Unexpected but reasonable results show there’s nothing boring about organoboron chemistry

Researchers re-evaluating a previously purported aminoboration reaction have rectified the mechanism and revealed a new type of metal-free hydroamination reaction, catalysed by BCl3.1 The findings will benefit chemists searching for atom economic ways to synthesise important pharmaceuticals and agrichemicals.

In 2015, Yu-Ming Li and their group at Nankai University, China, reported an intramolecular aminoboration reaction on unfunctionalised olefins.2 Based on experimental results and using density functional theory calculations, they predicted a mechanism where HCl elimination was the rate-determining step with an energy barrier of 37.6kcal/mol.

An image showing  DFT-computed free energies for the reaction pathways

Source: © Yong Liang/Nanjing University

Reaction pathways and DFT-computed free energies for the aminoboration of alkenes proposed by the Li group (top) and Liang and Liu (bottom)

37.6kcal/mol, however, is too large a barrier to overcome in the mild conditions Li used, according to Yong Liang of Nanjing University and Fang Liu of Nanjing Agricultural University. Inspired by this discrepancy, Liang and Liu decided to re-visit the mechanism for BCl3 induced aminoborylation on alkenes and alkynes. Using density functional theory calculations, they identified that an interaction between the C=C double bond and BCl3 activates the reaction with alkenes – a more favourable pathway than Li had reported. And on performing the aminoborylation reaction experimentally on unfunctionalised alkynes, they discovered it favoured a hydroamination product.

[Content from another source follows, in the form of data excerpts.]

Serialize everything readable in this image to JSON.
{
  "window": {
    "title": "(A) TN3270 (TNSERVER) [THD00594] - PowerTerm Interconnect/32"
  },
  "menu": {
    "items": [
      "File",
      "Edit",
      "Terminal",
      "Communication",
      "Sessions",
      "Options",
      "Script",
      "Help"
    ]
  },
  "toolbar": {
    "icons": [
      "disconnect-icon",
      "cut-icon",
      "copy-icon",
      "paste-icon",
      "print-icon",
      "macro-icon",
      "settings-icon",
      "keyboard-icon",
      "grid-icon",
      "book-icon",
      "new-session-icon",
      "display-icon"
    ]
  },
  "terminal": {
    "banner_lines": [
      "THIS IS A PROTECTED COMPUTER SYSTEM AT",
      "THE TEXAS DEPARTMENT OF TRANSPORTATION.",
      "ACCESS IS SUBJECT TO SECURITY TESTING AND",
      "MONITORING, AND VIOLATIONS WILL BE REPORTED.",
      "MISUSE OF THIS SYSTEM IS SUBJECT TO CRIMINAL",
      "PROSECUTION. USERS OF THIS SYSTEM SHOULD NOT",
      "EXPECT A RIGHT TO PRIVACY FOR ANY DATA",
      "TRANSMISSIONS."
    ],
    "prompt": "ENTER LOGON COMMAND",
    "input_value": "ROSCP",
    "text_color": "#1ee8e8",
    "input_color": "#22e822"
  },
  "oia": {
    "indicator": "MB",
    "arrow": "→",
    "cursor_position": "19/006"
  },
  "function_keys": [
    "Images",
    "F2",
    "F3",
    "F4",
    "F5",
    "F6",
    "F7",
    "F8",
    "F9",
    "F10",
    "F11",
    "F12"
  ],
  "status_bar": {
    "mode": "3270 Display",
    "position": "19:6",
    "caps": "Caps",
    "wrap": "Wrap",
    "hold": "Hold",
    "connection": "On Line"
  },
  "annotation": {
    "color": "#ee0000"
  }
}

Upon further computational investigation into the aminoboration of alkynes, they also encountered a spontaneous and unexpected protodeboronation reaction. They saw that during the aminoborylation reaction, the chloride ion in HCl coordinates to the boron in the intermediate molecule, promoting the dissociation of BCl3 to leave the hydroamination product. This new reaction, the researchers say, is one of the first metal-free hydroaminations on an unfunctionalised alkyne.

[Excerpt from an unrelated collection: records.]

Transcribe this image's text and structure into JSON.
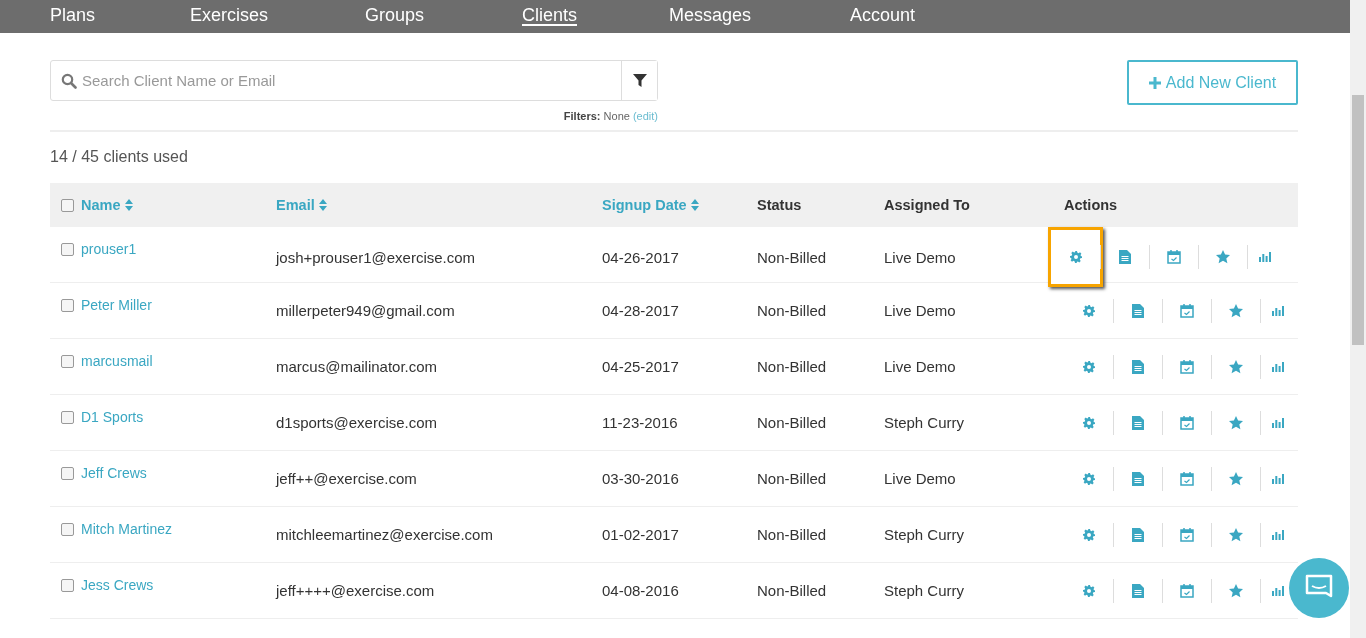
{
  "nav": [
    {
      "label": "Plans",
      "selected": false
    },
    {
      "label": "Exercises",
      "selected": false
    },
    {
      "label": "Groups",
      "selected": false
    },
    {
      "label": "Clients",
      "selected": true
    },
    {
      "label": "Messages",
      "selected": false
    },
    {
      "label": "Account",
      "selected": false
    }
  ],
  "search": {
    "placeholder": "Search Client Name or Email"
  },
  "filters": {
    "label": "Filters:",
    "value": "None",
    "edit": "(edit)"
  },
  "add_button": "Add New Client",
  "usage": "14 / 45 clients used",
  "table": {
    "columns": [
      {
        "label": "Name",
        "sortable": true
      },
      {
        "label": "Email",
        "sortable": true
      },
      {
        "label": "Signup Date",
        "sortable": true
      },
      {
        "label": "Status",
        "sortable": false
      },
      {
        "label": "Assigned To",
        "sortable": false
      },
      {
        "label": "Actions",
        "sortable": false
      }
    ],
    "rows": [
      {
        "name": "prouser1",
        "email": "josh+prouser1@exercise.com",
        "signup": "04-26-2017",
        "status": "Non-Billed",
        "assigned": "Live Demo",
        "checked": false,
        "highlighted": true
      },
      {
        "name": "Peter Miller",
        "email": "millerpeter949@gmail.com",
        "signup": "04-28-2017",
        "status": "Non-Billed",
        "assigned": "Live Demo",
        "checked": false,
        "highlighted": false
      },
      {
        "name": "marcusmail",
        "email": "marcus@mailinator.com",
        "signup": "04-25-2017",
        "status": "Non-Billed",
        "assigned": "Live Demo",
        "checked": false,
        "highlighted": false
      },
      {
        "name": "D1 Sports",
        "email": "d1sports@exercise.com",
        "signup": "11-23-2016",
        "status": "Non-Billed",
        "assigned": "Steph Curry",
        "checked": false,
        "highlighted": false
      },
      {
        "name": "Jeff Crews",
        "email": "jeff++@exercise.com",
        "signup": "03-30-2016",
        "status": "Non-Billed",
        "assigned": "Live Demo",
        "checked": false,
        "highlighted": false
      },
      {
        "name": "Mitch Martinez",
        "email": "mitchleemartinez@exercise.com",
        "signup": "01-02-2017",
        "status": "Non-Billed",
        "assigned": "Steph Curry",
        "checked": false,
        "highlighted": false
      },
      {
        "name": "Jess Crews",
        "email": "jeff++++@exercise.com",
        "signup": "04-08-2016",
        "status": "Non-Billed",
        "assigned": "Steph Curry",
        "checked": false,
        "highlighted": false
      }
    ],
    "all_checked": false
  }
}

An image showing DFT-computed free energies for the aminoboration of alkynes and subsequent protodeboronation by HCl

Source: © Yong Liang/Nanjing University

Reaction pathway and DFT-computed free energies for the aminoboration of alkynes and subsequent protodeboronation by HCl

‘Hydroamination reactions are useful for the construction of heterocycles containing nitrogen atoms, which widely exist in drugs and bioactive molecules,’ explains Liang. ‘A metal-free method can avoid heavy metal residue in synthesis, which will be really significant to organic chemists in the field.’

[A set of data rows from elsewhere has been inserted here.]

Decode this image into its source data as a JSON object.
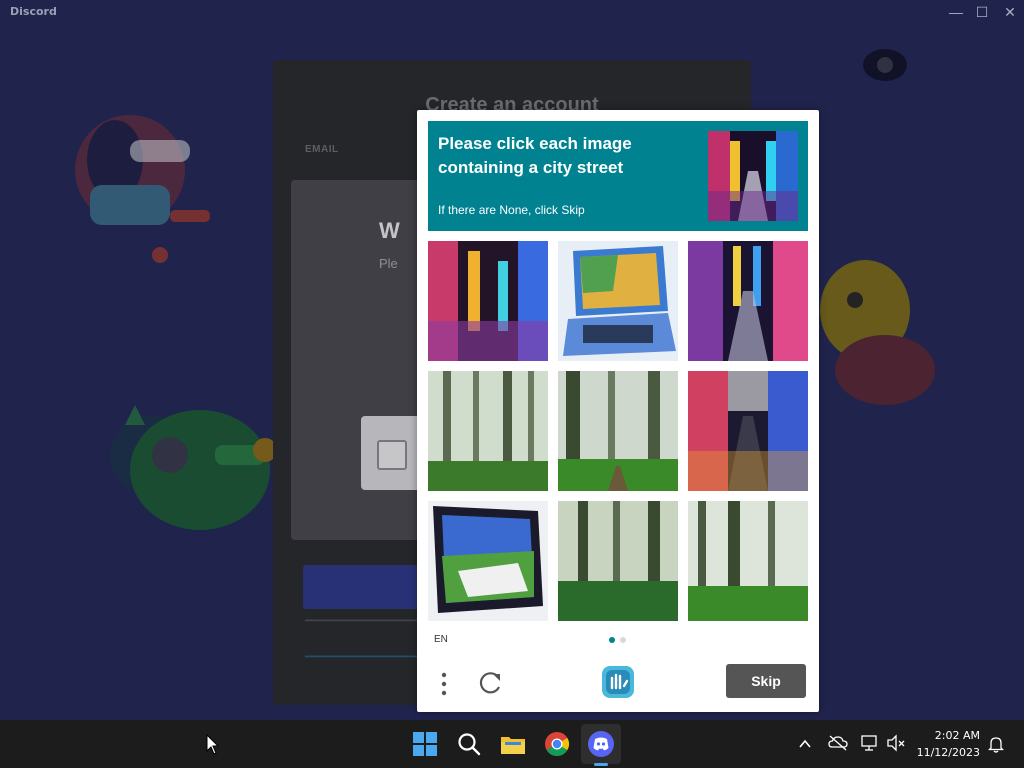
{
  "window": {
    "title": "Discord",
    "controls": {
      "minimize": "—",
      "maximize": "☐",
      "close": "✕"
    }
  },
  "background_page": {
    "heading": "Create an account",
    "email_label": "EMAIL",
    "panel_title": "W",
    "panel_subtitle": "Ple"
  },
  "captcha": {
    "prompt_main": "Please click each image containing a city street",
    "prompt_sub": "If there are None, click Skip",
    "tiles": [
      {
        "content": "city-street-neon"
      },
      {
        "content": "laptop"
      },
      {
        "content": "city-street-neon"
      },
      {
        "content": "forest"
      },
      {
        "content": "forest"
      },
      {
        "content": "city-street-neon"
      },
      {
        "content": "laptop"
      },
      {
        "content": "forest"
      },
      {
        "content": "forest"
      }
    ],
    "language": "EN",
    "skip_label": "Skip",
    "accent_color": "#008290"
  },
  "taskbar": {
    "apps": [
      "start-icon",
      "search-icon",
      "file-explorer-icon",
      "chrome-icon",
      "discord-icon"
    ],
    "time": "2:02 AM",
    "date": "11/12/2023"
  }
}
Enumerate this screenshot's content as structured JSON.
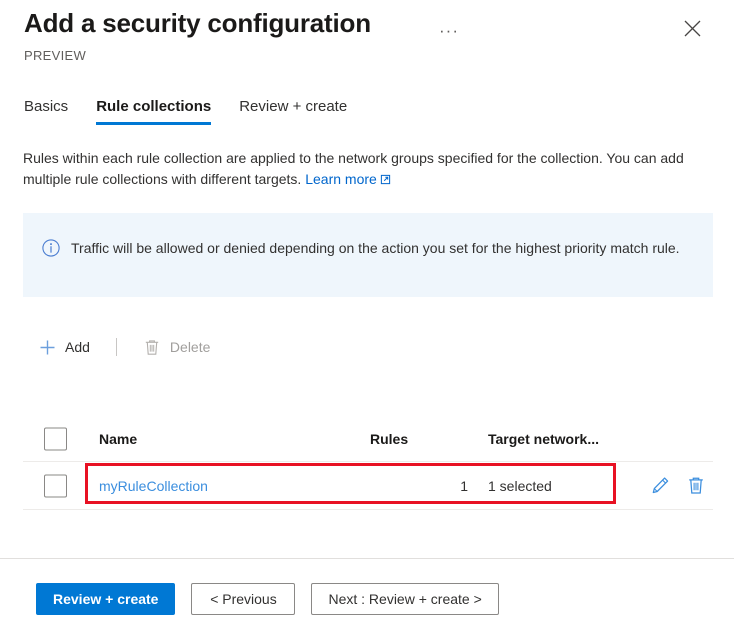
{
  "header": {
    "title": "Add a security configuration",
    "preview_label": "PREVIEW",
    "ellipsis_label": "···",
    "more_icon": "ellipsis-icon",
    "close_icon": "close-icon"
  },
  "tabs": [
    {
      "label": "Basics",
      "active": false
    },
    {
      "label": "Rule collections",
      "active": true
    },
    {
      "label": "Review + create",
      "active": false
    }
  ],
  "description": {
    "line1": "Rules within each rule collection are applied to the network groups specified for the collection.",
    "line2": "You can add multiple rule collections with different targets.",
    "learn_more": "Learn more",
    "learn_more_icon": "external-link-icon"
  },
  "info_banner": {
    "icon": "info-circle-icon",
    "text": "Traffic will be allowed or denied depending on the action you set for the highest priority match rule.",
    "background": "#eff6fc"
  },
  "commandbar": {
    "add": {
      "label": "Add",
      "icon": "plus-icon",
      "disabled": false
    },
    "delete": {
      "label": "Delete",
      "icon": "trash-icon",
      "disabled": true
    }
  },
  "table": {
    "select_all_checkbox": "unchecked",
    "columns": [
      "Name",
      "Rules",
      "Target network..."
    ],
    "rows": [
      {
        "checkbox": "unchecked",
        "name": "myRuleCollection",
        "rules": "1",
        "target_networks": "1 selected",
        "edit_icon": "pencil-icon",
        "delete_icon": "trash-icon"
      }
    ]
  },
  "annotation": {
    "highlight_color": "#e81123"
  },
  "footer": {
    "primary": "Review + create",
    "previous": "< Previous",
    "next": "Next : Review + create >"
  },
  "colors": {
    "accent": "#0078d4",
    "link": "#0066cc",
    "banner_bg": "#eff6fc",
    "highlight": "#e81123"
  }
}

‘This is a rare example of mechanistic insights being immediately used to predict and develop new reactions,’ comments Peng Liu, a computational organic chemist at the University of Pittsburgh, US. ‘The unique roles of BCl3 revealed in this study are expected to benefit future development of transition-metal-free borylative cyclisations and hydroaminations.’

Liang and Liu went on to test the method on a range of substrates, showing the wide applicability of the reaction. The pair now intend to explore other BCl3-mediated reactions.